By: Lauren Harrison, MS
Posted: Friday, March 13, 2020

Antipathogen vaccines such as the annual influenza vaccine may be useful not only for infection prevention, but also as a way to change tumor cell microenvironments in the lungs to increase the immune system’s response. Andrew Zloza, MD, PhD, of Rush Medical College in Chicago, and colleagues proposed that repurposing the “flu shot” may improve response rates to immunotherapy and be “quickly translated for clinical care.” Their study findings were published in the Proceedings of the National Academy of Sciences of the United States of America.

“We wanted to understand how our strong immune responses against pathogens like influenza and their components could improve our much weaker immune response against some tumors,” said Dr. Zloza in Rush University press release.

Researchers found that patients who had lung cancer and were hospitalized for a lung infection from influenza lived longer than those who had no history of influenza.
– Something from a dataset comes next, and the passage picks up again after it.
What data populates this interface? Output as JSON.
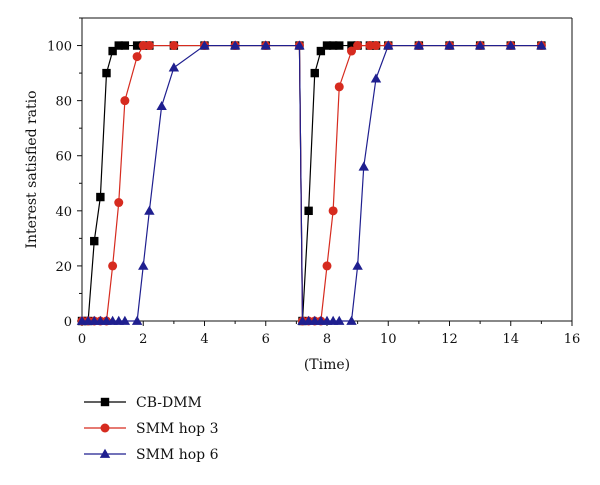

This led to their creation of an inactivated flu vaccine, which was directly injected into mouse tumors. Mice were first injected with melanoma cells to localize the tumor to the lung. They were then challenged with active influenza virus. This injection of influenza led to reduced melanoma foci in the lungs.

The team then utilized autologous immune-reconstituted patient-derived xenograft mouse models to surgically transplant primary lung tumors into mice. The 2017–2018 unadjuvanted seasonal influenza vaccine was injected directly into these tumors and was able to reduce the growth of these primary lung tumors. Injection of the influenza virus converted the “cold” tumors to “hot” tumors and generated systemic CD8-positive T-cell responses and sensitized the tumors to checkpoint blockade.

The same type of experiment was done with melanoma. However, the vaccine did not seem to produce the same reduction in growth in melanoma, likely due to the fact that the lungs contain natural cell targets for active influenza infection, and the skin does not, the author suggested.